Afetada a United Fruit pela reforma agrária arbencista, a CIA criou um inimigo na Guatemala: o comunismo internacional e a desculpa para derrubar o governo de Arbenz.

Até sua renúncia (junho de 1954), Arbenz assinou expropriações de meio milhão de hectares ociosos, o que significou que 500 mil camponeses foram beneficiados, outorgando-se a eles (para fomento do mercado interno) créditos de 18 milhões de dólares. O produto bruto, o consumo pessoal e a importação de maquinários (três itens em ascensão) demonstravam a eficácia do plano.

É derrubado por um Golpe de Estado financiado pela CIA em julho de 1954.

Durante o levantamento contra-revolucionário, Chê Guevara militou em apoio a Arbenz.
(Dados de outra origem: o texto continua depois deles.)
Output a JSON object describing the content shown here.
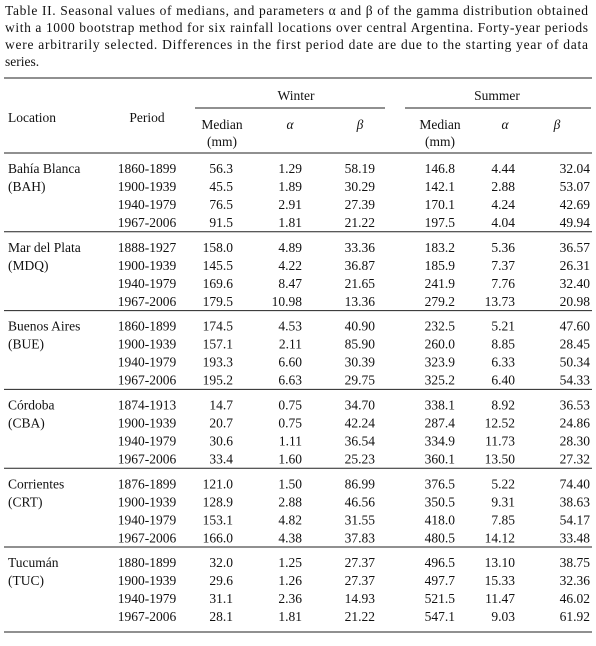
{
  "caption": [
    "Table II. Seasonal values of medians, and parameters α and β of the gamma distribution obtained",
    "with a 1000 bootstrap method for six rainfall locations over central Argentina. Forty-year periods",
    "were arbitrarily selected. Differences in the first period date are due to the starting year of data",
    "series."
  ],
  "header": {
    "location": "Location",
    "period": "Period",
    "groups": [
      {
        "title": "Winter",
        "columns": [
          {
            "label": "Median",
            "unit": "(mm)"
          },
          {
            "label": "α"
          },
          {
            "label": "β"
          }
        ]
      },
      {
        "title": "Summer",
        "columns": [
          {
            "label": "Median",
            "unit": "(mm)"
          },
          {
            "label": "α"
          },
          {
            "label": "β"
          }
        ]
      }
    ]
  },
  "sites": [
    {
      "name": "Bahía Blanca",
      "code": "(BAH)",
      "rows": [
        [
          "1860-1899",
          "56.3",
          "1.29",
          "58.19",
          "146.8",
          "4.44",
          "32.04"
        ],
        [
          "1900-1939",
          "45.5",
          "1.89",
          "30.29",
          "142.1",
          "2.88",
          "53.07"
        ],
        [
          "1940-1979",
          "76.5",
          "2.91",
          "27.39",
          "170.1",
          "4.24",
          "42.69"
        ],
        [
          "1967-2006",
          "91.5",
          "1.81",
          "21.22",
          "197.5",
          "4.04",
          "49.94"
        ]
      ]
    },
    {
      "name": "Mar del Plata",
      "code": "(MDQ)",
      "rows": [
        [
          "1888-1927",
          "158.0",
          "4.89",
          "33.36",
          "183.2",
          "5.36",
          "36.57"
        ],
        [
          "1900-1939",
          "145.5",
          "4.22",
          "36.87",
          "185.9",
          "7.37",
          "26.31"
        ],
        [
          "1940-1979",
          "169.6",
          "8.47",
          "21.65",
          "241.9",
          "7.76",
          "32.40"
        ],
        [
          "1967-2006",
          "179.5",
          "10.98",
          "13.36",
          "279.2",
          "13.73",
          "20.98"
        ]
      ]
    },
    {
      "name": "Buenos Aires",
      "code": "(BUE)",
      "rows": [
        [
          "1860-1899",
          "174.5",
          "4.53",
          "40.90",
          "232.5",
          "5.21",
          "47.60"
        ],
        [
          "1900-1939",
          "157.1",
          "2.11",
          "85.90",
          "260.0",
          "8.85",
          "28.45"
        ],
        [
          "1940-1979",
          "193.3",
          "6.60",
          "30.39",
          "323.9",
          "6.33",
          "50.34"
        ],
        [
          "1967-2006",
          "195.2",
          "6.63",
          "29.75",
          "325.2",
          "6.40",
          "54.33"
        ]
      ]
    },
    {
      "name": "Córdoba",
      "code": "(CBA)",
      "rows": [
        [
          "1874-1913",
          "14.7",
          "0.75",
          "34.70",
          "338.1",
          "8.92",
          "36.53"
        ],
        [
          "1900-1939",
          "20.7",
          "0.75",
          "42.24",
          "287.4",
          "12.52",
          "24.86"
        ],
        [
          "1940-1979",
          "30.6",
          "1.11",
          "36.54",
          "334.9",
          "11.73",
          "28.30"
        ],
        [
          "1967-2006",
          "33.4",
          "1.60",
          "25.23",
          "360.1",
          "13.50",
          "27.32"
        ]
      ]
    },
    {
      "name": "Corrientes",
      "code": "(CRT)",
      "rows": [
        [
          "1876-1899",
          "121.0",
          "1.50",
          "86.99",
          "376.5",
          "5.22",
          "74.40"
        ],
        [
          "1900-1939",
          "128.9",
          "2.88",
          "46.56",
          "350.5",
          "9.31",
          "38.63"
        ],
        [
          "1940-1979",
          "153.1",
          "4.82",
          "31.55",
          "418.0",
          "7.85",
          "54.17"
        ],
        [
          "1967-2006",
          "166.0",
          "4.38",
          "37.83",
          "480.5",
          "14.12",
          "33.48"
        ]
      ]
    },
    {
      "name": "Tucumán",
      "code": "(TUC)",
      "rows": [
        [
          "1880-1899",
          "32.0",
          "1.25",
          "27.37",
          "496.5",
          "13.10",
          "38.75"
        ],
        [
          "1900-1939",
          "29.6",
          "1.26",
          "27.37",
          "497.7",
          "15.33",
          "32.36"
        ],
        [
          "1940-1979",
          "31.1",
          "2.36",
          "14.93",
          "521.5",
          "11.47",
          "46.02"
        ],
        [
          "1967-2006",
          "28.1",
          "1.81",
          "21.22",
          "547.1",
          "9.03",
          "61.92"
        ]
      ]
    }
  ]
}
Uma vez derrubado o patriota, Chê foi expulso da Guatemala acusado de ser “perigoso comunista argentino”.

Síntese de seu pensamento:

– Antiimperialista e nacionalista de esquerda.

– Buscou a independência econômica. Enfatizou que necessitaria do capital estrangeiro só na medida em que o mesmo se ajustasse às condições locais, permanecesse sempre subordinado às leis guatemaltecas, cooperasse com o desenvolvimento do país e se abstivesse de intervir em sua vida social e política.

– Defensor dos povos pré-colombianos que na época constituíam 70% da população guatemalteca e que estavam completamente excluídos da sociedade. Defendeu que fossem abolidas as formas de servidão, as prestações gratuitas e os repartimentos de indígenas.

– Sintetizou seu governo em três postulados: independência econômica da nação (diversificação da agricultura); transformação do país em uma nação capitalista autônoma (embora tenha sido catalogado de comunista pela CIA) e; elevação do nível de vida do povo.

Citações importantes:

Sobre a reforma agrária:

 “Os camponeses nos apóiam porque não são um apêndice, porque o Governo não é um instrumento de repressão a serviço dos inimigos da Guatemala… pelo programa de reforma agrária e porque pusemos os pingos nos ii da companhia fruteira, que trata de nos apertar o pescoço porque a reforma agrária é o primeiro passo para nossa independência política e econômica.”

Sobre a Pátria:

 “A Guatemala é da Guatemala e não de interesses estrangeiros. A pátria é nossa, e vocês e nós a defenderemos polegada por polegada.”

Transcendência histórica:

Exemplo de militar patriota unido às lutas de seu povo. De sua administração, podemos tomar como experiência futura, que é necessário romper com as estruturas econômicas vigentes que mantêm o poder das forças tradicionais e das companhias estrangeiras. Embora durante seu mandato estas forças tenham sido afetadas, não o foi a fonte de seu poder, e elas puderam organizar a contra-revolução.